[Intel-gfx] [PATCH 22/26] drm/i915: Split out i915_gem_object_set_tiling()
Tvrtko Ursulin
tvrtko.ursulin at linux.intel.com
Mon Jan 9 15:43:46 UTC 2017
On 31/12/2016 12:06, Chris Wilson wrote:
> Expose an interface for changing the tiling and stride on an object,
> that includes the complexity of checking for conflicting bindings and
> fence registers.
>
> Signed-off-by: Chris Wilson <chris at chris-wilson.co.uk>
> ---
> drivers/gpu/drm/i915/i915_gem_object.h | 3 +
> drivers/gpu/drm/i915/i915_gem_tiling.c | 238 +++++++++++++++++----------------
> 2 files changed, 128 insertions(+), 113 deletions(-)
>
> diff --git a/drivers/gpu/drm/i915/i915_gem_object.h b/drivers/gpu/drm/i915/i915_gem_object.h
> index 6a368de9d81e..789bb44c9149 100644
> --- a/drivers/gpu/drm/i915/i915_gem_object.h
> +++ b/drivers/gpu/drm/i915/i915_gem_object.h
> @@ -317,6 +317,9 @@ i915_gem_object_get_stride(struct drm_i915_gem_object *obj)
> return obj->tiling_and_stride & STRIDE_MASK;
> }
>
> +int i915_gem_object_set_tiling(struct drm_i915_gem_object *obj,
> + unsigned int tiling, unsigned int stride);
> +
> static inline struct intel_engine_cs *
> i915_gem_object_last_write_engine(struct drm_i915_gem_object *obj)
> {
> diff --git a/drivers/gpu/drm/i915/i915_gem_tiling.c b/drivers/gpu/drm/i915/i915_gem_tiling.c
> index 6c5b8a0e8325..4ec2620b7bf9 100644
> --- a/drivers/gpu/drm/i915/i915_gem_tiling.c
> +++ b/drivers/gpu/drm/i915/i915_gem_tiling.c
> @@ -60,61 +60,56 @@
>
> /* Check pitch constriants for all chips & tiling formats */
> static bool
> -i915_tiling_ok(struct drm_i915_private *dev_priv,
> - int stride, int size, int tiling_mode)

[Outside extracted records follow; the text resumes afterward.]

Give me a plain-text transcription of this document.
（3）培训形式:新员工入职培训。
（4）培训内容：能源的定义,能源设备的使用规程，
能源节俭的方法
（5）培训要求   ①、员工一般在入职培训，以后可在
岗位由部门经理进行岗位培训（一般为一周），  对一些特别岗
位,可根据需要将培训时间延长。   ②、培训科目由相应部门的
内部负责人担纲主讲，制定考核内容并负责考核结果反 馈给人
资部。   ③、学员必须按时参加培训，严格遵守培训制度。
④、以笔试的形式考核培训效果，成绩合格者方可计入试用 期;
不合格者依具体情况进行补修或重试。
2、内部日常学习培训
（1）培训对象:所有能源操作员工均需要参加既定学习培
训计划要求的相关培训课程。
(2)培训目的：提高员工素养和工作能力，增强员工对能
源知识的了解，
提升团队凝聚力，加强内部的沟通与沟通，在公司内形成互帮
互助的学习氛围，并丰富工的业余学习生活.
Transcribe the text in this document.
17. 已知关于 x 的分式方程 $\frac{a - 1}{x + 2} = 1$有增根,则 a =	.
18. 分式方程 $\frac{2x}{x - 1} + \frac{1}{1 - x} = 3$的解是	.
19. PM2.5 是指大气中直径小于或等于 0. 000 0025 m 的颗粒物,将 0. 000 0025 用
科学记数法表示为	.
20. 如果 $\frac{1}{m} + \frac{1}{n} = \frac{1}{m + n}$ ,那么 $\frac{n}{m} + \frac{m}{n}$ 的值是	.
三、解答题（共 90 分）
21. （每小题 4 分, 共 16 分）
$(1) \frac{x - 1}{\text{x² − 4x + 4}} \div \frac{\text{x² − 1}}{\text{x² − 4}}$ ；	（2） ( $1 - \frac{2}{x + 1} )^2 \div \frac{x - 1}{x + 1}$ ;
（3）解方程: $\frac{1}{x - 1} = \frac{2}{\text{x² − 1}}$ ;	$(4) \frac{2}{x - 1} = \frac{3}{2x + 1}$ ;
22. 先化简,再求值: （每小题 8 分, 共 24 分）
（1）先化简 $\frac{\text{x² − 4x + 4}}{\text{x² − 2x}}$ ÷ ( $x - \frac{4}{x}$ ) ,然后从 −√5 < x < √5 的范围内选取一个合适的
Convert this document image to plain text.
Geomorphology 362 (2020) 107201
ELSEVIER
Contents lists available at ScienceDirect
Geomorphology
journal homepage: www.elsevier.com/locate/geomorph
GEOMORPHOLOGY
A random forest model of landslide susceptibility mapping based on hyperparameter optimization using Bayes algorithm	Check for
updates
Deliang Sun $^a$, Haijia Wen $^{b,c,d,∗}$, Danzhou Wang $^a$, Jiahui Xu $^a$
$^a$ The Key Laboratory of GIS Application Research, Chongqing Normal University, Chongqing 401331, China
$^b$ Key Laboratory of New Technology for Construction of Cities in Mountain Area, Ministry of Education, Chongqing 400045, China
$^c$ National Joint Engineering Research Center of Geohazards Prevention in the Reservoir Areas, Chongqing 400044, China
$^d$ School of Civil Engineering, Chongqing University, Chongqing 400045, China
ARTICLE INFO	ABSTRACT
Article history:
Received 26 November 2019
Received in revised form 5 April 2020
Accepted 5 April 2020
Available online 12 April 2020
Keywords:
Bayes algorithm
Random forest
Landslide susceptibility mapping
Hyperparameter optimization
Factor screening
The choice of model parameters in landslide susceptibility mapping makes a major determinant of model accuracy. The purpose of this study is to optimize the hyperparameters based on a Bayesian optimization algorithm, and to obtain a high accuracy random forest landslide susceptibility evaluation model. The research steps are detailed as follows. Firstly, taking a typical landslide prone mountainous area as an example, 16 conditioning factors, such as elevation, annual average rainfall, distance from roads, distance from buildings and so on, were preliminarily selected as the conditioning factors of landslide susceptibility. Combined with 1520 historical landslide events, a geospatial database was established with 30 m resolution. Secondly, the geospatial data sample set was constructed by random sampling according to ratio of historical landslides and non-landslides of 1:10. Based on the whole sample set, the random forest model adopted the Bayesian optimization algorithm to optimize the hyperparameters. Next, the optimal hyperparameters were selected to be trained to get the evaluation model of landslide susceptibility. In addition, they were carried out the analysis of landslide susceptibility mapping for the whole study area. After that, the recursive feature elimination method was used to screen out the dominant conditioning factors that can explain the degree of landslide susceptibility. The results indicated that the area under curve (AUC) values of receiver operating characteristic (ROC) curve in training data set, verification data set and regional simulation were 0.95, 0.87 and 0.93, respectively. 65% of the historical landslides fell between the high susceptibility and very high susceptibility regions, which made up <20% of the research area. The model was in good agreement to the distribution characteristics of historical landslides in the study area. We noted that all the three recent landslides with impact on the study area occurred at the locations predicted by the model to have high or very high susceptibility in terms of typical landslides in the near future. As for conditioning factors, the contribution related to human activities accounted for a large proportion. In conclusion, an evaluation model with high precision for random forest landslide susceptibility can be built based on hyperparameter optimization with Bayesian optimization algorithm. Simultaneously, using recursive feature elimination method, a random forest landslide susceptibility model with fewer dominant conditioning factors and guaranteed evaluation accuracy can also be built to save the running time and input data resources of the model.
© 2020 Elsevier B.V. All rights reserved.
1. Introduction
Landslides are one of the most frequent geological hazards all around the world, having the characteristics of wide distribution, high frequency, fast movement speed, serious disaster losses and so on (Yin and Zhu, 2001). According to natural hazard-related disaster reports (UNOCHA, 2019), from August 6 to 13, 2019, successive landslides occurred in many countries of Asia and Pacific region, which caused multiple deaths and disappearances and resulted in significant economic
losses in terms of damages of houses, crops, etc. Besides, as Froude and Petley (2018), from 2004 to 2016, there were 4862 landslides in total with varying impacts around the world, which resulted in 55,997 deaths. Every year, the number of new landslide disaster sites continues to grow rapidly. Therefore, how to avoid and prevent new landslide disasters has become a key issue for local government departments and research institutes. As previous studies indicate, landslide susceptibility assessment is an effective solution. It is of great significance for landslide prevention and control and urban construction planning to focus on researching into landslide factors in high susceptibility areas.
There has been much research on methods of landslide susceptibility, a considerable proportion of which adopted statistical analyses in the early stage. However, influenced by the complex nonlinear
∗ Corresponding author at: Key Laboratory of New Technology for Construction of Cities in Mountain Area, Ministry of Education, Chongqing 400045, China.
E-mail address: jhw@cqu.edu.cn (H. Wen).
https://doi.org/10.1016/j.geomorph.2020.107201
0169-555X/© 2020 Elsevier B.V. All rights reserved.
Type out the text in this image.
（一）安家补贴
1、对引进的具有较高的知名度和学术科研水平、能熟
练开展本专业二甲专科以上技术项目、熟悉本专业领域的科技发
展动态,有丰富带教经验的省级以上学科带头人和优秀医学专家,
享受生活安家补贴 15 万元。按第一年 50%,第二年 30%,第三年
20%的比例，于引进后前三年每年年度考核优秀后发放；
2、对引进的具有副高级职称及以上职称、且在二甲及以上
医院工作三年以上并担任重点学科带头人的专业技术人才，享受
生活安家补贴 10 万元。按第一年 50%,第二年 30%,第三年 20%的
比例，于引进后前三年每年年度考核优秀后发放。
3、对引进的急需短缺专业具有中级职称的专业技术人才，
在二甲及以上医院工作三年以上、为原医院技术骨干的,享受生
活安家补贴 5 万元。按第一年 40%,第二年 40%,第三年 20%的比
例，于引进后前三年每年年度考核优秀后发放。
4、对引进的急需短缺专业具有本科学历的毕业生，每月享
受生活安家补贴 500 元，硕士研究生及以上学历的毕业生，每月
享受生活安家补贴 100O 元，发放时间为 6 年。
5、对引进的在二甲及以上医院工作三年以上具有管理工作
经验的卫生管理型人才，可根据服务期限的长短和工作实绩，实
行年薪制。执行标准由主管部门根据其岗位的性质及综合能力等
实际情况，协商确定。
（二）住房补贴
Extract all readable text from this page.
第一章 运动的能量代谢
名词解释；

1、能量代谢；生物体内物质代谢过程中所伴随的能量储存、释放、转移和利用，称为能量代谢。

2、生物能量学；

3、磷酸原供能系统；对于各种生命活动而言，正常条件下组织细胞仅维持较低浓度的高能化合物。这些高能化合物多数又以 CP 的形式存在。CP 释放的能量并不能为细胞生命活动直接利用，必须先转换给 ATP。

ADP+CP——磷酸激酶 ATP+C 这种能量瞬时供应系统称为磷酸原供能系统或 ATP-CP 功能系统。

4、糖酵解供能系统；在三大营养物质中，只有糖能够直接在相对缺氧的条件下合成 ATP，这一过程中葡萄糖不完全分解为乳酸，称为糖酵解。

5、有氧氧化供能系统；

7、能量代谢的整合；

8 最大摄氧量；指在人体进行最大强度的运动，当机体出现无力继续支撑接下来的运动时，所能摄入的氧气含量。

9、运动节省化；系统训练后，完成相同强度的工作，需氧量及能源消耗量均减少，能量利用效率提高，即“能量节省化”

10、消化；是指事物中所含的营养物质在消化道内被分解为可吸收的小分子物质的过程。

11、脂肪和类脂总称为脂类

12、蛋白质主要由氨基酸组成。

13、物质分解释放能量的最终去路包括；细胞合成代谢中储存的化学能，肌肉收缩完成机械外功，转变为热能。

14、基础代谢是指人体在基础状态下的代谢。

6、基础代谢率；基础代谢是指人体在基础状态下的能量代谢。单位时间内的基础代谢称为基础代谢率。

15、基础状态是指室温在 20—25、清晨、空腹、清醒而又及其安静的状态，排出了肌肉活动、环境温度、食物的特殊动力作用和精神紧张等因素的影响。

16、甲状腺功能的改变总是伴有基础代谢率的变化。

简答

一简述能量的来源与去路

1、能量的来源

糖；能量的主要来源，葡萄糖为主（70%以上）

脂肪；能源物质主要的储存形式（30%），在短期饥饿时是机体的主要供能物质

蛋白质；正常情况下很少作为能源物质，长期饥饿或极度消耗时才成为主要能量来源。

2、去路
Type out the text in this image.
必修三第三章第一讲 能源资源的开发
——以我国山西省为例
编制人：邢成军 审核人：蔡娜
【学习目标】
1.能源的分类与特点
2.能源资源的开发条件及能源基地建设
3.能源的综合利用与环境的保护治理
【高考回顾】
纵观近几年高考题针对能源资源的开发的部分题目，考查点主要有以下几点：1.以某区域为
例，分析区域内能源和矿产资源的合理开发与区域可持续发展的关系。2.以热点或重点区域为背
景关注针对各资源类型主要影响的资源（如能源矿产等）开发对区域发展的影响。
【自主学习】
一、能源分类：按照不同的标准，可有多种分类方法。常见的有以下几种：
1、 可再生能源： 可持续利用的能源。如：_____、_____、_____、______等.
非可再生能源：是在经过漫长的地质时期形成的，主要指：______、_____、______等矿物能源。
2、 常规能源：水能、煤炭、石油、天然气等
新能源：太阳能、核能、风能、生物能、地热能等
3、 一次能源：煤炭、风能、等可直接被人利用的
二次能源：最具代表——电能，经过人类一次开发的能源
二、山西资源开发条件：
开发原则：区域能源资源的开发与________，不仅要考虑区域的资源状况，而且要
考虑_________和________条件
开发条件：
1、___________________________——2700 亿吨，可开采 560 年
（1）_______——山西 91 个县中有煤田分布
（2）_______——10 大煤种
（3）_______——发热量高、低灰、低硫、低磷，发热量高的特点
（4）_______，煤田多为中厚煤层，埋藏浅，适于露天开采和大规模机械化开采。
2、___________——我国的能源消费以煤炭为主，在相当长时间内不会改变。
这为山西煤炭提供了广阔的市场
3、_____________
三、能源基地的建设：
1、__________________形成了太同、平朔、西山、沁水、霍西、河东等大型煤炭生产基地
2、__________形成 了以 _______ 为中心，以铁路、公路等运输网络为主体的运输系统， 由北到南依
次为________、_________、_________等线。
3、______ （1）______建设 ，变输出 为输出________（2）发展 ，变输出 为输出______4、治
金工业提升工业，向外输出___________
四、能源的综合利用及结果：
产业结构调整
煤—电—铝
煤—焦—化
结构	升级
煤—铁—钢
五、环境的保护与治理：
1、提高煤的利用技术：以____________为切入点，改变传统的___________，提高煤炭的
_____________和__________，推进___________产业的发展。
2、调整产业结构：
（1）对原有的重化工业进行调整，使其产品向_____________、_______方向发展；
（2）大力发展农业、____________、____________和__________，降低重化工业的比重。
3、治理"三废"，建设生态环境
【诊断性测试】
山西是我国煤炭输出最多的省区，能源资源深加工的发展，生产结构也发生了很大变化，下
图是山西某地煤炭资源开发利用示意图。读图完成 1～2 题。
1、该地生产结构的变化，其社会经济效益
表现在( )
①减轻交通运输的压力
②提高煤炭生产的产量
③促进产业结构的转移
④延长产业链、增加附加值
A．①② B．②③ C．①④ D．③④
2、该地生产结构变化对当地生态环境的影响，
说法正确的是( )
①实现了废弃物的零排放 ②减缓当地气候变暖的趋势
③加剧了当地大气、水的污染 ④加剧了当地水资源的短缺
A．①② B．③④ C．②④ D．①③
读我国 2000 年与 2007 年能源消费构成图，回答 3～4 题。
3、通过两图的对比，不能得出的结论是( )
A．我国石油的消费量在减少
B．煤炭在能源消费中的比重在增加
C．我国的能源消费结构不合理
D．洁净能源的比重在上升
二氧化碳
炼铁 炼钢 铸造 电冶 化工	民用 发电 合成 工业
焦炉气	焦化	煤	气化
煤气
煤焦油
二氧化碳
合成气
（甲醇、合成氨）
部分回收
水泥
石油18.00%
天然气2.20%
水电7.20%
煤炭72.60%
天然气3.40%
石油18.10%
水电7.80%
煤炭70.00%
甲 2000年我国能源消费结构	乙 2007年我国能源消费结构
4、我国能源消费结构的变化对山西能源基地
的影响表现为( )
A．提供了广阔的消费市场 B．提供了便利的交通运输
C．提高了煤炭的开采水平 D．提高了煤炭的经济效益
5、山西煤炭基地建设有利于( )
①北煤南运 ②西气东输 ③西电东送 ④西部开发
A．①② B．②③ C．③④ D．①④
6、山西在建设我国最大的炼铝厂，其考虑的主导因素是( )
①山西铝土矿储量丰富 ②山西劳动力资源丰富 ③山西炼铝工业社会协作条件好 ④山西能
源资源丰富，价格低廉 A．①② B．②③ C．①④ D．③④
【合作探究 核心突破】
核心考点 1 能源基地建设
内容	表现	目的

> +i915_tiling_ok(struct drm_i915_gem_object *obj,
> + unsigned int tiling, unsigned int stride)
Should it, or should it not now have an _obj(ect)_ somewhere in the
function name? i915_gem_object_tiling_ok, or i915_gem_tiling_ok_for_object?
> {
> - int tile_width;
> + struct drm_i915_private *i915 = to_i915(obj->base.dev);
> + unsigned int tile_width;
>
> /* Linear is always fine */
> - if (tiling_mode == I915_TILING_NONE)
> + if (tiling == I915_TILING_NONE)
> return true;
>
> - if (tiling_mode > I915_TILING_LAST)
> + if (tiling > I915_TILING_LAST)
> return false;
>
> - if (IS_GEN2(dev_priv) ||
> - (tiling_mode == I915_TILING_Y && HAS_128_BYTE_Y_TILING(dev_priv)))
> - tile_width = 128;
> - else
> - tile_width = 512;
> -
> /* check maximum stride & object size */
> /* i965+ stores the end address of the gtt mapping in the fence
> * reg, so dont bother to check the size */
> - if (INTEL_GEN(dev_priv) >= 7) {
> + if (INTEL_GEN(i915) >= 7) {
> if (stride / 128 > GEN7_FENCE_MAX_PITCH_VAL)
> return false;
> - } else if (INTEL_GEN(dev_priv) >= 4) {
> + } else if (INTEL_GEN(i915) >= 4) {
> if (stride / 128 > I965_FENCE_MAX_PITCH_VAL)
> return false;
> } else {
> if (stride > 8192)
> return false;
>
> - if (IS_GEN3(dev_priv)) {
> - if (size > I830_FENCE_MAX_SIZE_VAL << 20)
> + if (IS_GEN3(i915)) {
> + if (obj->base.size > I830_FENCE_MAX_SIZE_VAL << 20)
> return false;
> } else {
> - if (size > I830_FENCE_MAX_SIZE_VAL << 19)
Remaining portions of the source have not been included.